Chang Joshua C, Porcino Julia, Rasch Elizabeth K, Tang Larry
Rehabilitation Medicine Department, NIH Clinical Center, Bethesda, Maryland, United States of America.
National Center for Forensic Science, University of Central Florida, Orlando, Florida, United States of America.
PLoS One. 2022 Apr 8;17(4):e0266350. doi: 10.1371/journal.pone.0266350. eCollection 2022.
Item response theory (IRT) is the statistical paradigm underlying a dominant family of generative probabilistic models for test responses, used to quantify traits in individuals relative to target populations. The graded response model (GRM) is a particular IRT model that is used for ordered polytomous test responses. Both the development and the application of the GRM and other IRT models require statistical decisions. For formulating these models (calibration), one needs to decide on methodologies for item selection, inference, and regularization. For applying these models (test scoring), one needs to make similar decisions, often prioritizing computational tractability and/or interpretability. In many applications, such as in the Work Disability Functional Assessment Battery (WD-FAB), tractability implies approximating an individual's score distribution using estimates of mean and variance, and obtaining that score conditional on only point estimates of the calibrated model. In this manuscript, we evaluate the calibration and scoring of models under this common use-case using Bayesian cross-validation. Applied to the WD-FAB responses collected for the National Institutes of Health, we assess the predictive power of implementations of the GRM based on their ability to yield, on validation sets of respondents, ability estimates that are most predictive of patterns of item responses.
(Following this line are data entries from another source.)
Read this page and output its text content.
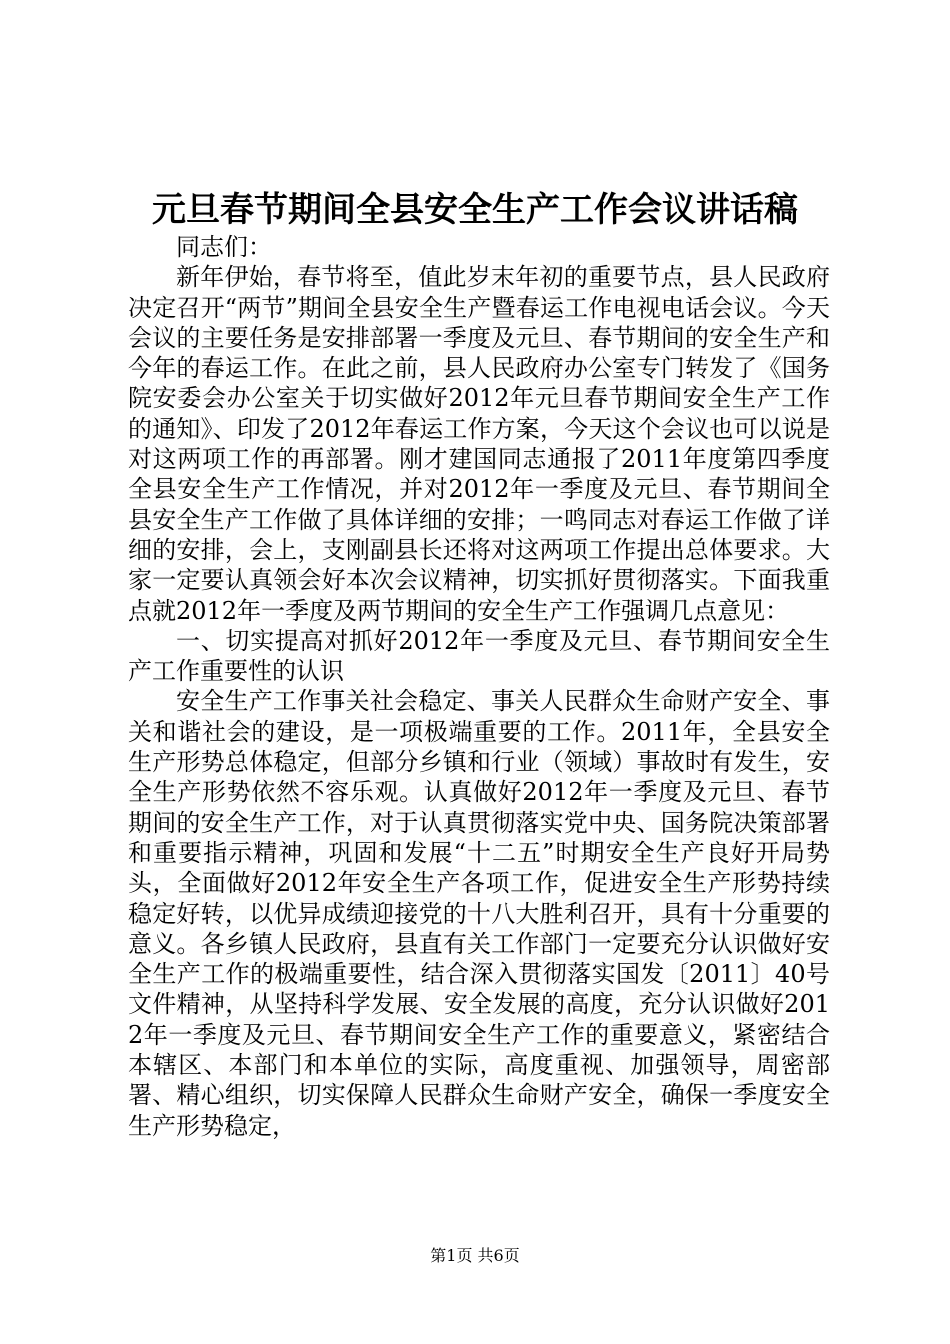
元旦春节期间全县安全生产工作会议讲话稿

同志们：

新年伊始，春节将至，值此岁末年初的重要节点，县人民政府决定召开“两节”期间全县安全生产暨春运工作电视电话会议。今天会议的主要任务是安排部署一季度及元旦、春节期间的安全生产和今年的春运工作。在此之前，县人民政府办公室专门转发了《国务院安委会办公室关于切实做好2012年元旦春节期间安全生产工作的通知》、印发了2012年春运工作方案，今天这个会议也可以说是对这两项工作的再部署。刚才建国同志通报了2011年度第四季度全县安全生产工作情况，并对2012年一季度及元旦、春节期间全县安全生产工作做了具体详细的安排；一鸣同志对春运工作做了详细的安排，会上，支刚副县长还将对这两项工作提出总体要求。大家一定要认真领会好本次会议精神，切实抓好贯彻落实。下面我重点就2012年一季度及两节期间的安全生产工作强调几点意见：

一、切实提高对抓好2012年一季度及元旦、春节期间安全生产工作重要性的认识

安全生产工作事关社会稳定、事关人民群众生命财产安全、事关和谐社会的建设，是一项极端重要的工作。2011年，全县安全生产形势总体稳定，但部分乡镇和行业（领域）事故时有发生，安全生产形势依然不容乐观。认真做好2012年一季度及元旦、春节期间的安全生产工作，对于认真贯彻落实党中央、国务院决策部署和重要指示精神，巩固和发展“十二五”时期安全生产良好开局势头，全面做好2012年安全生产各项工作，促进安全生产形势持续稳定好转，以优异成绩迎接党的十八大胜利召开，具有十分重要的意义。各乡镇人民政府，县直有关工作部门一定要充分认识做好安全生产工作的极端重要性，结合深入贯彻落实国发〔2011〕40号文件精神，从坚持科学发展、安全发展的高度，充分认识做好2012年一季度及元旦、春节期间安全生产工作的重要意义，紧密结合本辖区、本部门和本单位的实际，高度重视、加强领导，周密部署、精心组织，切实保障人民群众生命财产安全，确保一季度安全生产形势稳定，

第1页 共6页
Our main finding indicates that regularized Bayesian calibration of the GRM outperforms the regularization-free empirical Bayesian procedure of marginal maximum likelihood. We also motivate the use of compactly supported priors in test scoring.
项目反应理论(IRT)是用于测试反应的一类主要生成概率模型背后的统计范式,用于相对于目标人群量化个体特征。等级反应模型(GRM)是一种特定的IRT模型,用于有序多分类测试反应。GRM和其他IRT模型的开发与应用都需要进行统计决策。为了构建这些模型(校准),需要决定项目选择、推断和正则化的方法。为了应用这些模型(测试评分),也需要做出类似的决策,通常会优先考虑计算的易处理性和/或可解释性。在许多应用中,例如在工作残疾功能评估量表(WD-FAB)中,易处理性意味着使用均值和方差估计来近似个体的分数分布,并仅基于校准模型的点估计来获得该分数。在本手稿中,我们使用贝叶斯交叉验证评估在此常见用例下模型的校准和评分。应用于为美国国立卫生研究院收集的WD-FAB反应,我们基于GRM实现对验证集中受访者的能力估计,评估其对项目反应模式的预测能力,从而评估GRM实现的预测能力。我们的主要发现表明,GRM的正则化贝叶斯校准优于无正则化的边际最大似然经验贝叶斯程序。我们还提倡在测试评分中使用紧支先验。